My best piece of advice is..even though you hate it..please go. Your parents are right that it only gets worse. I learned that the hard way..and now I am facing full extraction and upper and lower dentures. I lose all my natural teeth on July 7th. While I look forward to finally having a smile I can be proud of (I haven't really smiled in years) ..I morn the loss of all my real teeth. I truly regret that I didn't face my fears YEARS ago so that I could have gotten the dental work I needed before it was too late. :shame: Please don't make my mistake. :XXLhug:
 
Clare, I've just started going back to the dentist after about 25 years of no dental care. Believe me, it would have been so much easier to deal with my teeth while they could still have been treated by fillings than now where I have lost many teeth and have had to get several crowns.

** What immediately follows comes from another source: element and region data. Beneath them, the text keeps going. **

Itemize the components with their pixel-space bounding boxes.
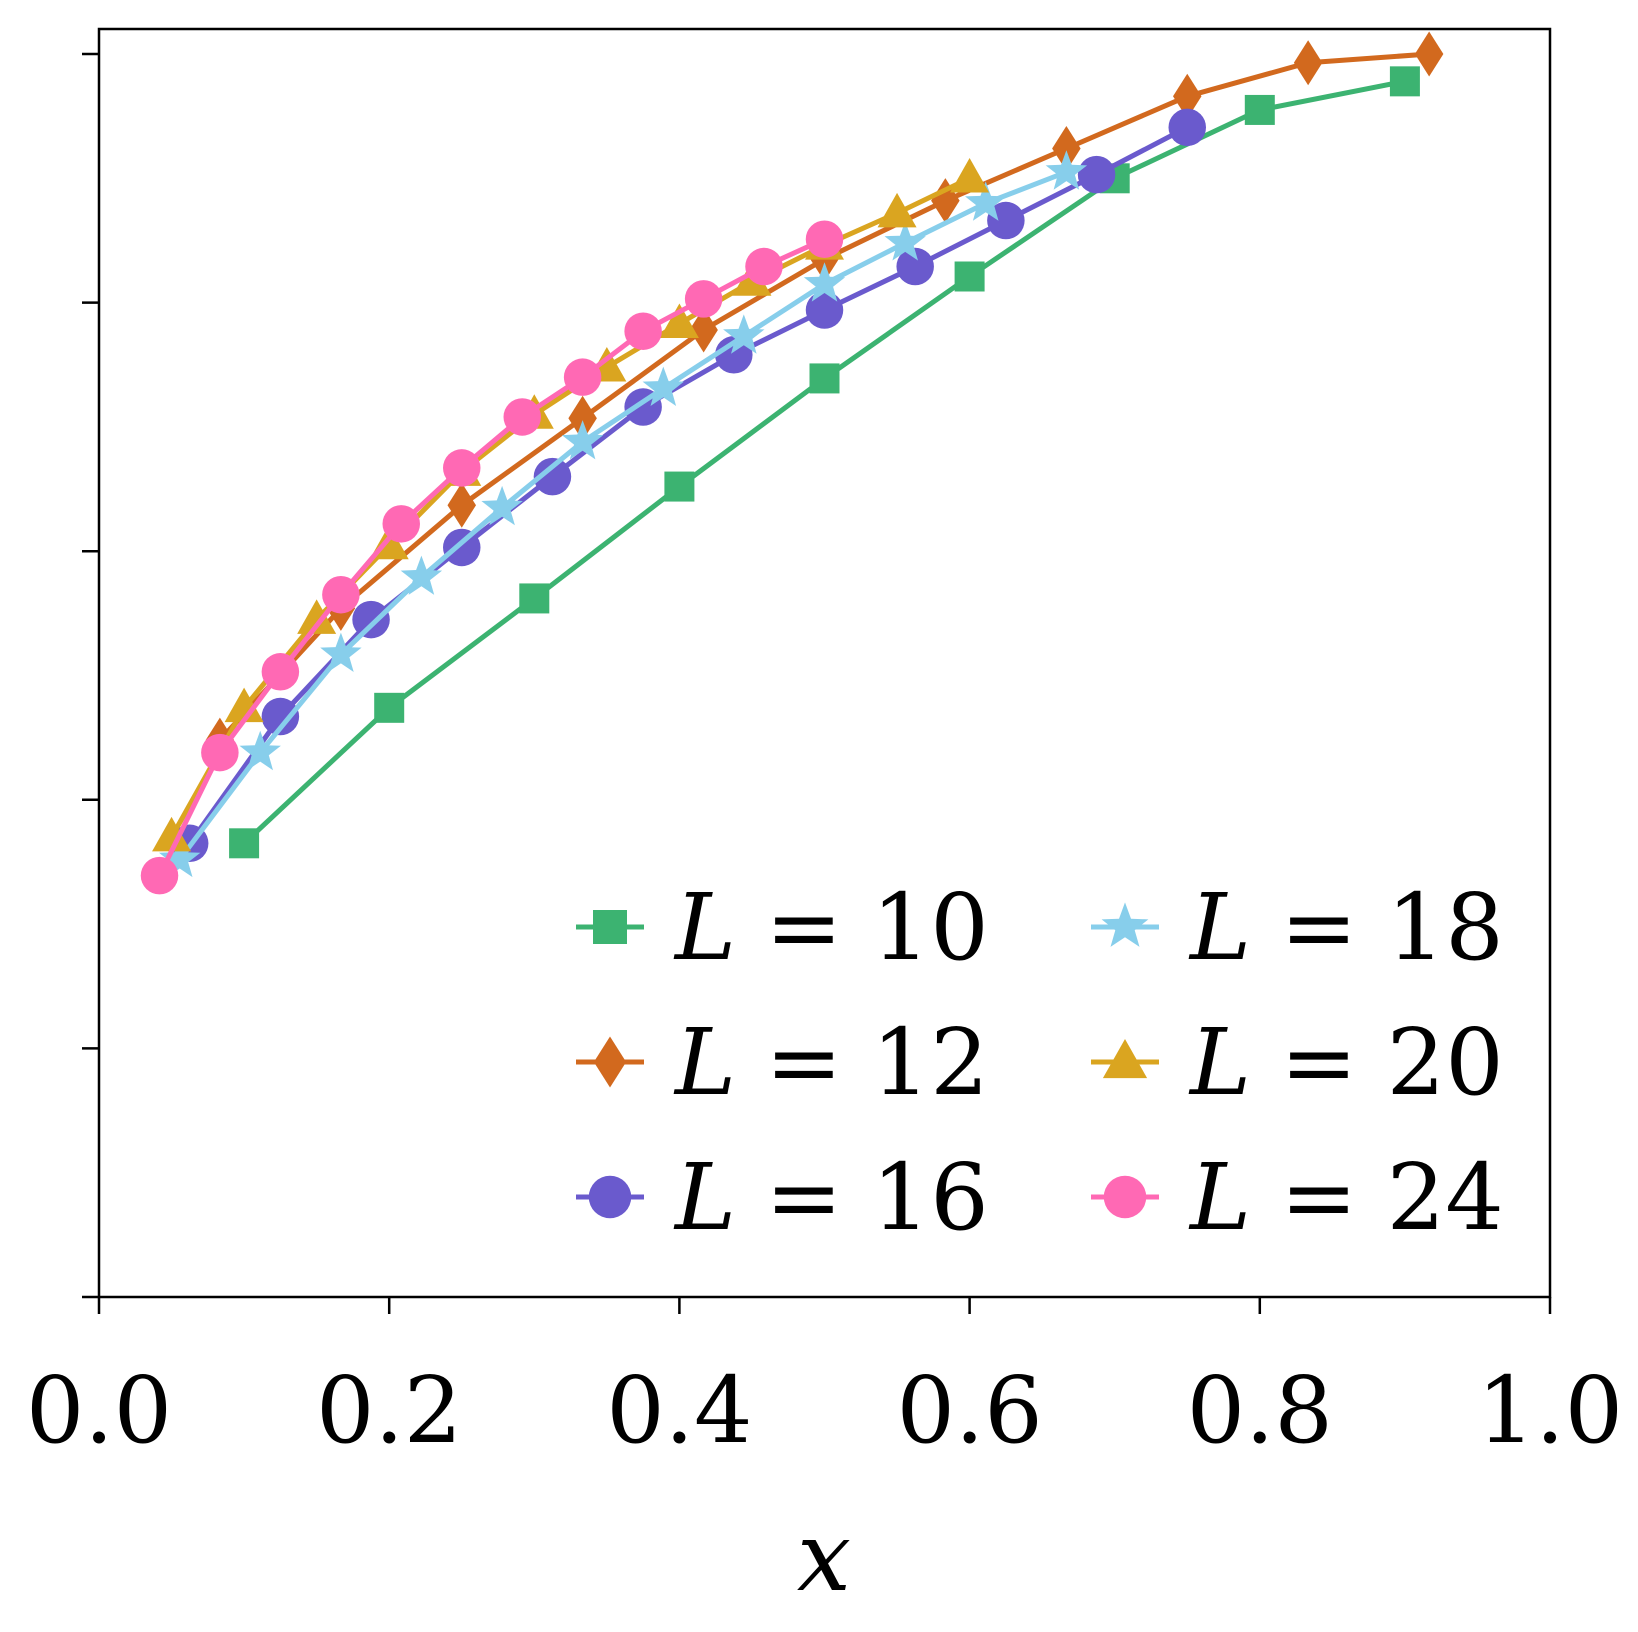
data-point-L20 <box>877 192 917 228</box>
legend-label: L = 20 <box>1188 1009 1504 1116</box>
series-L18 <box>159 150 1088 878</box>
data-point-L10 <box>229 828 260 859</box>
data-point-L18 <box>1045 150 1088 190</box>
data-point-L18 <box>642 366 684 406</box>
data-point-L24 <box>745 247 783 286</box>
data-point-L16 <box>1077 155 1116 194</box>
data-point-L12 <box>1173 73 1202 119</box>
data-point-L10 <box>1389 66 1420 97</box>
data-point-L12 <box>1414 31 1444 77</box>
x-tick-label: 0.6 <box>896 1357 1042 1464</box>
legend-marker <box>593 910 627 944</box>
data-point-L24 <box>322 575 360 614</box>
legend-entry-L12: L = 12 <box>576 1009 989 1116</box>
data-point-L24 <box>140 856 179 895</box>
data-point-L16 <box>1168 108 1206 147</box>
data-point-L20 <box>152 816 192 852</box>
data-point-L10 <box>374 692 405 723</box>
data-point-L12 <box>447 482 476 528</box>
data-point-L18 <box>723 314 765 354</box>
data-point-L20 <box>659 303 699 338</box>
data-point-L18 <box>803 262 846 302</box>
legend-label: L = 24 <box>1188 1144 1504 1251</box>
legend-entry-L16: L = 16 <box>576 1144 989 1251</box>
data-point-L12 <box>1052 125 1081 171</box>
data-point-L12 <box>689 307 718 353</box>
x-tick-label: 0.4 <box>606 1357 752 1464</box>
data-point-L24 <box>805 220 844 258</box>
data-point-L16 <box>352 600 390 639</box>
data-point-L24 <box>382 505 420 543</box>
data-point-L18 <box>481 485 523 526</box>
series-L24 <box>140 220 844 895</box>
x-tick-label: 0.8 <box>1187 1357 1333 1464</box>
data-point-L24 <box>503 398 542 436</box>
legend-marker <box>1101 902 1149 947</box>
data-point-L16 <box>896 247 934 286</box>
data-point-L12 <box>1293 40 1323 86</box>
data-point-L18 <box>884 221 926 261</box>
series-layer <box>140 31 1444 895</box>
data-point-L18 <box>239 730 281 771</box>
data-point-L10 <box>1244 94 1275 125</box>
x-tick-label: 0.0 <box>26 1357 172 1464</box>
data-point-L18 <box>400 555 443 595</box>
data-point-L24 <box>563 358 602 396</box>
plot-frame <box>97 27 1552 1299</box>
legend: L = 10 L = 12 L = 16 L = 18 L = 20 L = 24 <box>576 874 1504 1251</box>
data-point-L16 <box>805 291 844 329</box>
data-point-L10 <box>809 363 840 394</box>
x-axis-label: x <box>797 1501 851 1613</box>
data-point-L20 <box>224 687 264 723</box>
legend-label: L = 10 <box>673 874 989 981</box>
x-tick-label: 1.0 <box>1477 1357 1623 1464</box>
x-tick-label: 0.2 <box>316 1357 462 1464</box>
data-point-L24 <box>624 312 662 350</box>
data-point-L24 <box>201 733 239 772</box>
legend-entry-L20: L = 20 <box>1091 1009 1504 1116</box>
legend-entry-L24: L = 24 <box>1091 1144 1504 1251</box>
legend-label: L = 12 <box>673 1009 989 1116</box>
data-point-L24 <box>684 280 723 318</box>
data-point-L16 <box>443 528 481 567</box>
data-point-L16 <box>987 201 1025 240</box>
data-point-L12 <box>568 395 597 441</box>
data-point-L24 <box>443 449 481 487</box>
legend-marker <box>588 1175 632 1219</box>
data-point-L18 <box>561 420 604 460</box>
data-point-L20 <box>297 599 337 634</box>
data-point-L10 <box>664 471 695 502</box>
legend-marker <box>1103 1175 1147 1219</box>
data-point-L10 <box>519 583 550 614</box>
data-point-L18 <box>965 181 1007 221</box>
data-point-L16 <box>261 697 300 736</box>
data-point-L18 <box>159 837 201 878</box>
series-L16 <box>170 108 1206 863</box>
legend-label: L = 18 <box>1188 874 1504 981</box>
data-point-L10 <box>954 261 985 292</box>
data-point-L24 <box>261 653 300 691</box>
legend-marker <box>1102 1039 1148 1079</box>
legend-entry-L18: L = 18 <box>1091 874 1504 981</box>
legend-marker <box>593 1036 627 1088</box>
data-point-L16 <box>533 457 572 496</box>
data-point-L18 <box>320 632 362 672</box>
legend-entry-L10: L = 10 <box>576 874 989 981</box>
legend-label: L = 16 <box>673 1144 989 1251</box>
axes: 0.0 0.2 0.4 0.6 0.8 1.0 <box>26 52 1623 1464</box>
data-point-L20 <box>950 158 990 193</box>
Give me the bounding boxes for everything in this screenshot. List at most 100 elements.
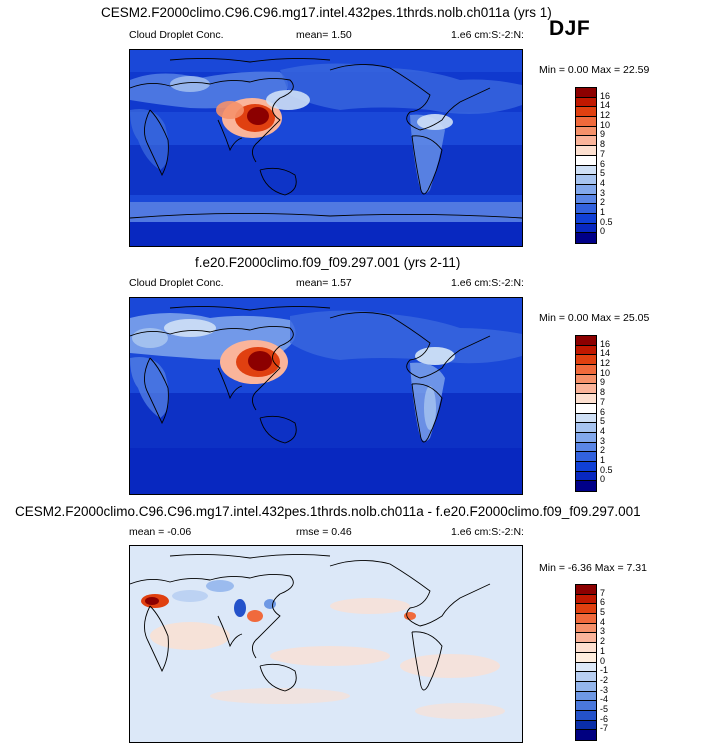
- colorbar-swatch: [576, 146, 596, 156]
- colorbar-tick-label: 3: [600, 435, 606, 446]
- panel3-units-label: 1.e6 cm:S:-2:N:: [451, 526, 524, 538]
- panel2-minmax: Min = 0.00 Max = 25.05: [539, 312, 650, 324]
- colorbar-swatch: [576, 155, 596, 166]
- colorbar-tick-label: 0.5: [600, 216, 613, 227]
- panel1-mean-label: mean= 1.50: [296, 29, 352, 41]
- colorbar-tick-label: 3: [600, 187, 606, 198]
- colorbar-tick-label: 3: [600, 626, 606, 637]
- colorbar-tick-label: 14: [600, 348, 611, 359]
- colorbar-swatch: [576, 423, 596, 433]
- panel3-rmse-label: rmse = 0.46: [296, 526, 352, 538]
- colorbar-tick-label: 9: [600, 377, 606, 388]
- colorbar-swatch: [576, 336, 596, 346]
- panel2-map: [129, 297, 523, 495]
- colorbar-tick-label: -1: [600, 665, 609, 676]
- colorbar-tick-label: 6: [600, 158, 606, 169]
- colorbar-swatch: [576, 432, 596, 443]
- colorbar-tick-label: 9: [600, 129, 606, 140]
- panel1-variable-label: Cloud Droplet Conc.: [129, 29, 224, 41]
- colorbar-swatch: [576, 194, 596, 205]
- colorbar-tick-label: 6: [600, 406, 606, 417]
- colorbar-swatch: [576, 97, 596, 108]
- colorbar-swatch: [576, 471, 596, 482]
- colorbar-tick-label: 7: [600, 396, 606, 407]
- colorbar-swatch: [576, 442, 596, 453]
- colorbar-swatch: [576, 365, 596, 375]
- colorbar-swatch: [576, 604, 596, 615]
- colorbar-tick-label: -2: [600, 674, 609, 685]
- colorbar-tick-label: 0: [600, 474, 606, 485]
- colorbar-swatch: [576, 710, 596, 721]
- colorbar-swatch: [576, 585, 596, 595]
- colorbar-swatch: [576, 384, 596, 395]
- colorbar-tick-label: 5: [600, 416, 606, 427]
- colorbar-tick-label: 16: [600, 90, 611, 101]
- colorbar-tick-label: -6: [600, 713, 609, 724]
- colorbar-tick-label: -5: [600, 703, 609, 714]
- colorbar-swatch: [576, 88, 596, 98]
- colorbar-tick-label: 12: [600, 110, 611, 121]
- colorbar-tick-label: 16: [600, 338, 611, 349]
- colorbar-tick-label: 0.5: [600, 464, 613, 475]
- colorbar-tick-label: 7: [600, 148, 606, 159]
- colorbar-swatch: [576, 107, 596, 118]
- panel3-minmax: Min = -6.36 Max = 7.31: [539, 562, 647, 574]
- colorbar-swatch: [576, 355, 596, 366]
- colorbar-swatch: [576, 175, 596, 185]
- panel2-colorbar: [575, 335, 597, 492]
- colorbar-swatch: [576, 233, 596, 243]
- colorbar-swatch: [576, 136, 596, 147]
- colorbar-swatch: [576, 594, 596, 605]
- colorbar-tick-label: 10: [600, 119, 611, 130]
- colorbar-swatch: [576, 681, 596, 692]
- colorbar-swatch: [576, 652, 596, 663]
- colorbar-tick-label: 0: [600, 655, 606, 666]
- colorbar-swatch: [576, 623, 596, 634]
- panel3-map: [129, 545, 523, 743]
- colorbar-tick-label: 7: [600, 587, 606, 598]
- panel1-minmax: Min = 0.00 Max = 22.59: [539, 64, 650, 76]
- colorbar-tick-label: -7: [600, 723, 609, 734]
- colorbar-swatch: [576, 672, 596, 682]
- colorbar-swatch: [576, 481, 596, 491]
- colorbar-swatch: [576, 720, 596, 731]
- panel3-title: CESM2.F2000climo.C96.C96.mg17.intel.432p…: [15, 504, 641, 519]
- colorbar-tick-label: 2: [600, 197, 606, 208]
- colorbar-swatch: [576, 730, 596, 740]
- colorbar-swatch: [576, 117, 596, 127]
- colorbar-swatch: [576, 204, 596, 214]
- colorbar-tick-label: 14: [600, 100, 611, 111]
- colorbar-tick-label: 8: [600, 139, 606, 150]
- colorbar-swatch: [576, 691, 596, 702]
- colorbar-swatch: [576, 165, 596, 176]
- colorbar-swatch: [576, 126, 596, 137]
- colorbar-swatch: [576, 662, 596, 673]
- colorbar-swatch: [576, 223, 596, 234]
- colorbar-tick-label: 5: [600, 168, 606, 179]
- colorbar-swatch: [576, 394, 596, 404]
- colorbar-swatch: [576, 184, 596, 195]
- colorbar-tick-label: 1: [600, 645, 606, 656]
- colorbar-swatch: [576, 345, 596, 356]
- colorbar-tick-label: 2: [600, 636, 606, 647]
- colorbar-swatch: [576, 461, 596, 472]
- panel3-mean-label: mean = -0.06: [129, 526, 192, 538]
- colorbar-tick-label: 4: [600, 425, 606, 436]
- colorbar-tick-label: 1: [600, 206, 606, 217]
- colorbar-tick-label: -4: [600, 694, 609, 705]
- panel1-title: CESM2.F2000climo.C96.C96.mg17.intel.432p…: [101, 5, 552, 20]
- colorbar-swatch: [576, 701, 596, 711]
- colorbar-tick-label: 6: [600, 597, 606, 608]
- colorbar-tick-label: 5: [600, 607, 606, 618]
- colorbar-tick-label: 1: [600, 454, 606, 465]
- panel2-title: f.e20.F2000climo.f09_f09.297.001 (yrs 2-…: [195, 255, 461, 270]
- colorbar-tick-label: 2: [600, 445, 606, 456]
- colorbar-swatch: [576, 452, 596, 462]
- colorbar-swatch: [576, 614, 596, 624]
- colorbar-tick-label: 4: [600, 177, 606, 188]
- panel1-colorbar: [575, 87, 597, 244]
- colorbar-tick-label: -3: [600, 684, 609, 695]
- panel1-map: [129, 49, 523, 247]
- colorbar-tick-label: 12: [600, 358, 611, 369]
- panel2-units-label: 1.e6 cm:S:-2:N:: [451, 277, 524, 289]
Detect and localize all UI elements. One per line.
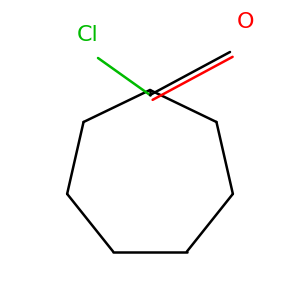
Text: O: O bbox=[236, 12, 254, 32]
Text: Cl: Cl bbox=[77, 25, 99, 45]
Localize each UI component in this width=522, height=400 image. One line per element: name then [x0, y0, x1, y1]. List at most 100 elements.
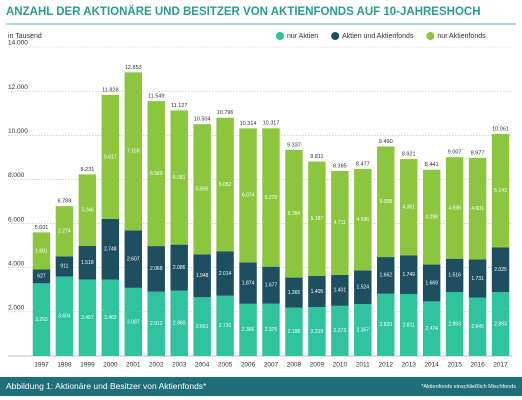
y-tick-label: 10.000	[8, 128, 28, 135]
value-label: 6.074	[242, 193, 255, 199]
x-tick-label: 2014	[424, 362, 439, 369]
legend-marker	[426, 32, 435, 40]
chart-title: ANZAHL DER AKTIONÄRE UND BESITZER VON AK…	[6, 5, 481, 18]
value-label: 627	[37, 274, 46, 280]
x-tick-label: 2003	[172, 362, 187, 369]
bar-segment	[124, 230, 143, 288]
value-label: 2.474	[425, 326, 438, 332]
x-tick-label: 2006	[241, 362, 256, 369]
value-label: 1.401	[334, 288, 347, 294]
value-label: 911	[60, 264, 68, 270]
bar-segment	[377, 146, 395, 258]
value-label: 3.604	[58, 314, 71, 320]
value-label: 1.516	[448, 273, 461, 279]
bar-segment	[354, 270, 372, 304]
value-label: 2.607	[127, 256, 140, 262]
bar-segment	[399, 255, 418, 294]
value-label: 3.467	[81, 315, 94, 321]
value-label: 2.273	[334, 328, 347, 334]
value-label: 1.669	[425, 280, 438, 286]
value-label: 2.188	[288, 329, 301, 335]
bar-segment	[491, 247, 510, 293]
bar-segment	[216, 295, 234, 356]
bar-segment	[422, 169, 441, 265]
bar-segment	[101, 218, 120, 280]
bar-segment	[170, 290, 188, 356]
value-label: 2.730	[219, 323, 232, 329]
value-label: 3.087	[127, 319, 140, 325]
bar-segment	[285, 149, 303, 278]
x-tick-label: 2016	[470, 362, 485, 369]
bar-segment	[468, 297, 487, 356]
value-label: 2.748	[104, 247, 117, 253]
x-tick-label: 2015	[447, 362, 462, 369]
value-label: 2.025	[494, 267, 507, 273]
value-label: 5.617	[104, 154, 117, 160]
value-label: 2.912	[150, 321, 163, 327]
value-label: 2.357	[357, 327, 370, 333]
x-tick-label: 1999	[80, 362, 95, 369]
value-label: 2.086	[173, 265, 186, 271]
value-label: 2.893	[448, 321, 461, 327]
value-label: 1.948	[196, 273, 209, 279]
value-label: 1.662	[380, 273, 393, 279]
x-tick-label: 2007	[264, 362, 279, 369]
bar-segment	[239, 303, 257, 356]
value-label: 2.366	[242, 327, 255, 333]
bar-segment	[32, 232, 51, 270]
x-tick-label: 2002	[149, 362, 164, 369]
value-label: 2.811	[403, 322, 415, 328]
bar-segment	[491, 292, 510, 356]
x-tick-label: 1997	[34, 362, 49, 369]
total-label: 10.796	[217, 110, 234, 116]
total-label: 8.441	[425, 162, 439, 168]
bar-segment	[193, 297, 211, 356]
value-label: 6.081	[173, 175, 186, 181]
total-label: 10.314	[240, 121, 257, 127]
value-label: 5.895	[196, 187, 209, 193]
value-label: 5.008	[380, 199, 393, 205]
bar-segment	[285, 307, 303, 356]
value-label: 6.270	[265, 195, 278, 201]
total-label: 8.231	[80, 167, 94, 173]
bar-segment	[308, 161, 326, 277]
value-label: 4.598	[448, 205, 461, 211]
value-label: 6.052	[219, 182, 232, 188]
total-label: 11.549	[148, 94, 164, 100]
bar-segment	[354, 168, 372, 271]
bar-segment	[239, 262, 257, 304]
bar-segment	[285, 277, 303, 308]
value-label: 5.143	[494, 188, 507, 194]
bar-segment	[193, 124, 211, 255]
value-label: 1.731	[471, 276, 484, 282]
value-label: 1.405	[311, 289, 324, 295]
y-tick-label: 12.000	[8, 84, 28, 91]
value-label: 2.370	[265, 327, 278, 333]
bar-segment	[354, 303, 372, 356]
value-label: 1.365	[288, 290, 301, 296]
bar-segment	[445, 258, 464, 293]
bar-segment	[399, 293, 418, 356]
bar-segment	[239, 128, 257, 263]
bar-segment	[468, 157, 487, 260]
y-tick-label: 8.000	[8, 172, 25, 179]
legend-marker	[331, 32, 340, 40]
bar-segment	[147, 291, 165, 356]
value-label: 2.893	[494, 321, 507, 327]
value-label: 2.014	[219, 271, 232, 277]
bar-segment	[445, 157, 464, 259]
bar-segment	[32, 269, 51, 284]
bar-segment	[78, 245, 97, 280]
bar-segment	[147, 246, 165, 292]
bar-segment	[262, 303, 280, 356]
bar-segment	[78, 174, 97, 246]
total-label: 8.477	[356, 161, 370, 167]
value-label: 2.960	[173, 321, 186, 327]
value-label: 6.569	[150, 171, 163, 177]
y-tick-label: 4.000	[8, 260, 25, 267]
legend-label: nur Aktienfonds	[437, 33, 486, 40]
bar-segment	[308, 276, 326, 308]
total-label: 8.921	[402, 152, 416, 158]
bar-segment	[78, 279, 97, 356]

Everyone here is in your corner. We know how tough it is to deal with a dental phobia, and we are all here when you need us. Good luck to you.
 
Reading your replys makes me have tears of fear .... all of you have the same feelings that i have when going ... even reading your support does help but the easy door of not doing anything seems to be better .... i dnt have a clue what door to go down at all .... i dnt smile at all when i do its not showing my teeth!!! ;D
i am 19 this month seeing that we have just gone into june .... i dnt live the life of a 18 year old as i dnt have that confidence and i do think this is because of my teeth... tbh i would say my life is boring if i go to the dentist its another 2 years or more like this with braces seeing that he has said this is the best rote to go down .... i wil be 21 and i just think do i really want this fair enough i have the rest of my life.... in total honesty i have issues as well i find life so hard there is just always an obstical you have to pass to get to the other and this obstical i dnt want to as i really dont think i could do it .... my mum and dad i think they have had enough of this now really they cant make me do it ... i have a lump in my throte yet i am no where near a dentist its just so hard :/ .... i do wish i could sort this fear out but some how i do find it impossible :/
sorry to just be so down bt this is how it is with me with this subject
claire
thanks again :)
xxx
 
Go for it! If you've got the chance to get the work done please do it. The time will go so quick and at the end you'll have such a pretty smile. And feel proud of yourself for getting through something you didn't want to do. Imagine having that to look forward to? If you do nothing - well - you'll probably still feel just like you feel now...

You'll get all the support you need around here.